Service User Representative Alister McKillopsaid closing the service would be “unfounded and unpalatable”.
He said: “We’re hitting the most vulnerable portion of our population within Edinburgh.
“I know for a fact that the people who have been helped flourish and they feel far more part of our community if they are managing to do whatever role they can.
“With nothing in place these people will be lost because there’s no other service that equatable to what they’re getting at the moment.”
Meanwhile Derek Durkin from Trade Unions in Communities said his biggest fear was that the budget plan would “drive the issue of social and health care into the hands of privateers”.
He warned that in some cases the treatment of carers by private employers amounted to “modern day slavery”.
Moria Pringle, EHSCP’s chief finance officer, said the cuts came “at a time of increasing demand for services, increasing frailty of much of our population” as well as increased cost of living and pressure on public finances.
She said: “If this programme is approved today that will still leave us some way adrift of in-year balance, we’ll have a remaining gap of £14m.”
She added further measures to close that gap, which could include closing care homes and cutting grants to the third sector, would have “significant impacts” on care services.
The EIJB’s vice chair Katharina Kasper said: “There is nobody in this room that who would think that cuts to care or any type of service is a good thing – absolutely nobody.
“Everybody in this room is very aware and very much in agreement that we need more funds to be injected into the system.
“To base our decision making on the hope that we will have more funds given to us, hope is not a strategy – we know what the reality looks like and in light of that it’s an absolute duty for us to really consider what our options are.”

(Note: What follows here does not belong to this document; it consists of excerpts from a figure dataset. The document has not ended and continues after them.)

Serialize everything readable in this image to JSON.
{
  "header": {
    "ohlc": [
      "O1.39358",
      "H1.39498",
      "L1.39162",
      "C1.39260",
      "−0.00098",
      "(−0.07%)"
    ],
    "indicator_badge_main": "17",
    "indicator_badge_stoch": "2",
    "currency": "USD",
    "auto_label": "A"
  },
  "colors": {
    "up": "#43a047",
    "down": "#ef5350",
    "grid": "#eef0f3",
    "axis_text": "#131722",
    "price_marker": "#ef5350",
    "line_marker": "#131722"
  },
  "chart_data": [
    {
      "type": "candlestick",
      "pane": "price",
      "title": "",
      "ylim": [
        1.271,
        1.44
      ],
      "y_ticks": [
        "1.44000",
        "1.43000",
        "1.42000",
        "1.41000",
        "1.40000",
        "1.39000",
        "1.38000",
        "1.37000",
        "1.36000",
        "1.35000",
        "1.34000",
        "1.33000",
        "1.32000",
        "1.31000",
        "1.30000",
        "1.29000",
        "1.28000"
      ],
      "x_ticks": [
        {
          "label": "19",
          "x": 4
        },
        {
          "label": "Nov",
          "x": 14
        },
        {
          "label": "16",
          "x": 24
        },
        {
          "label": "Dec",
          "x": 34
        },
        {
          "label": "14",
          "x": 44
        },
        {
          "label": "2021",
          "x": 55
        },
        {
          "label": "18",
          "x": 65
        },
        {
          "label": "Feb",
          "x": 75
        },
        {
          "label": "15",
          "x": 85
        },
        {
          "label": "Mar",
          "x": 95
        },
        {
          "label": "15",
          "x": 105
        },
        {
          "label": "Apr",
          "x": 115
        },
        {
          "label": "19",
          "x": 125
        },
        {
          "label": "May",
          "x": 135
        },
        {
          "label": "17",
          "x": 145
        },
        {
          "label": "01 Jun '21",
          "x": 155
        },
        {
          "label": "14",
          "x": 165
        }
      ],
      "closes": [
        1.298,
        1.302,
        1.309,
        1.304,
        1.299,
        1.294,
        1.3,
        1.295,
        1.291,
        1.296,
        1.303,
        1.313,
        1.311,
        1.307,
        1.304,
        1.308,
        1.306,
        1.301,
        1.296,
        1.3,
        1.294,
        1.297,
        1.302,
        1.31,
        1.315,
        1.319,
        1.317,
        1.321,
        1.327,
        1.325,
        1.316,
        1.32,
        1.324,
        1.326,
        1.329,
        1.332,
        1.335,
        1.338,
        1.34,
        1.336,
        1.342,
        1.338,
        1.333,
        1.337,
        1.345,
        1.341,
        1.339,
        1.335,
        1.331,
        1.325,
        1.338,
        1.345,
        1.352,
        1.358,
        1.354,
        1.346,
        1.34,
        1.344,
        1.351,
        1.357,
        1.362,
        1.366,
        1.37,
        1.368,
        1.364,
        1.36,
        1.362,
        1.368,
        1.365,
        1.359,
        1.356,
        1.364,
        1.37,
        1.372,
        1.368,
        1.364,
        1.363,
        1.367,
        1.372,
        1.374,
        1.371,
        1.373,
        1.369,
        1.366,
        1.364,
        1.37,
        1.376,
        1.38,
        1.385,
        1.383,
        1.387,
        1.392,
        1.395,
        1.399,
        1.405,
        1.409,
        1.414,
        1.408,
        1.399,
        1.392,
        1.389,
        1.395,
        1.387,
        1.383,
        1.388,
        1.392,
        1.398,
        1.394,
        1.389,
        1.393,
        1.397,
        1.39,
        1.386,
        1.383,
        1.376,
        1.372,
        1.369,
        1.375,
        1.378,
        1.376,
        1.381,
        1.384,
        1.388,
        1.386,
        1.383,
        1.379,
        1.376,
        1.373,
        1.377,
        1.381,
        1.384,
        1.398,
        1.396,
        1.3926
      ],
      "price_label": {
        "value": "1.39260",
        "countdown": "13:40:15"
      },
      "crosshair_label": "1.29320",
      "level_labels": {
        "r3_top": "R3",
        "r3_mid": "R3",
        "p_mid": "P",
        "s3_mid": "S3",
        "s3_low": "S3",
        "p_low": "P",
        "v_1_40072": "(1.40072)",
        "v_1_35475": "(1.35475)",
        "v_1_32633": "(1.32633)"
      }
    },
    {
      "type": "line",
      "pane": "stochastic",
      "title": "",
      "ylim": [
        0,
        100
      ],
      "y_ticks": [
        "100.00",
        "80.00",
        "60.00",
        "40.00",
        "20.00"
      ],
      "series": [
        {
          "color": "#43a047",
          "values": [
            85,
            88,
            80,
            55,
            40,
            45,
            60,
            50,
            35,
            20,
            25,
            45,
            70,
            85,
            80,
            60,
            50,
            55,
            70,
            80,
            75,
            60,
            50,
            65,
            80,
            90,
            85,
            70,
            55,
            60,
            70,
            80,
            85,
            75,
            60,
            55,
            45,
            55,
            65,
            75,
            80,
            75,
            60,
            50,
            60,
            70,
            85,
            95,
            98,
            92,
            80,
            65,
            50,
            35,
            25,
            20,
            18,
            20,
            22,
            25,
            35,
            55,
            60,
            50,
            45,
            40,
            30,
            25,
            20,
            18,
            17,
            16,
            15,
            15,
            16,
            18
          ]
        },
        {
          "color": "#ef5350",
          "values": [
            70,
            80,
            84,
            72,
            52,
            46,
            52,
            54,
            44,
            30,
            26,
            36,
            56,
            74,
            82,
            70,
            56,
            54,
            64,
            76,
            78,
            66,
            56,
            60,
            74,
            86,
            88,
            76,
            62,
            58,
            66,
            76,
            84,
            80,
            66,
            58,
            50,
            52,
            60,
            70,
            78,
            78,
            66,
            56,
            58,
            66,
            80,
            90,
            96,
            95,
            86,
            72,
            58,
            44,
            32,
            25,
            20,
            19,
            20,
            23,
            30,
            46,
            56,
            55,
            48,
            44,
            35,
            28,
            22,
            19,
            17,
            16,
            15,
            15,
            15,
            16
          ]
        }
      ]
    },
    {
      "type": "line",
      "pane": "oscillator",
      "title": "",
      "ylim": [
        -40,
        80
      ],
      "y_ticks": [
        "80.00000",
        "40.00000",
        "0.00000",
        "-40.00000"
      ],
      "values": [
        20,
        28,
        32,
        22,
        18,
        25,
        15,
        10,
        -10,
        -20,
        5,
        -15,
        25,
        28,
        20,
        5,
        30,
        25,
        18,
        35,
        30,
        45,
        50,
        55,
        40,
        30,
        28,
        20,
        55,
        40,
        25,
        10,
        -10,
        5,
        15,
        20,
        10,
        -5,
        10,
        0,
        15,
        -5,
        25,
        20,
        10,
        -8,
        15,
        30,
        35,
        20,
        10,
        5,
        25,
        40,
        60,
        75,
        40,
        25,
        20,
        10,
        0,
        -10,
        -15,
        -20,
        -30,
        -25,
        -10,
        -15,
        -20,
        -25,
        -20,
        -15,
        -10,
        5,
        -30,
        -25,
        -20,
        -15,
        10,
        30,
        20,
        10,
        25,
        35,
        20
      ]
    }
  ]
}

Cllr Pogson said: “Despite the huge challenges posed by a £47m budget deficit we have been able to put together a package of reforms which will not only cut the deficit in a manageable way over three years, it will allow us to improve services for the people of Edinburgh.
“With smarter commissioning, use of technology and better care plans we can close the gap over three years whilst protecting vital services and driving our Improvement Plan for more person-centred care.”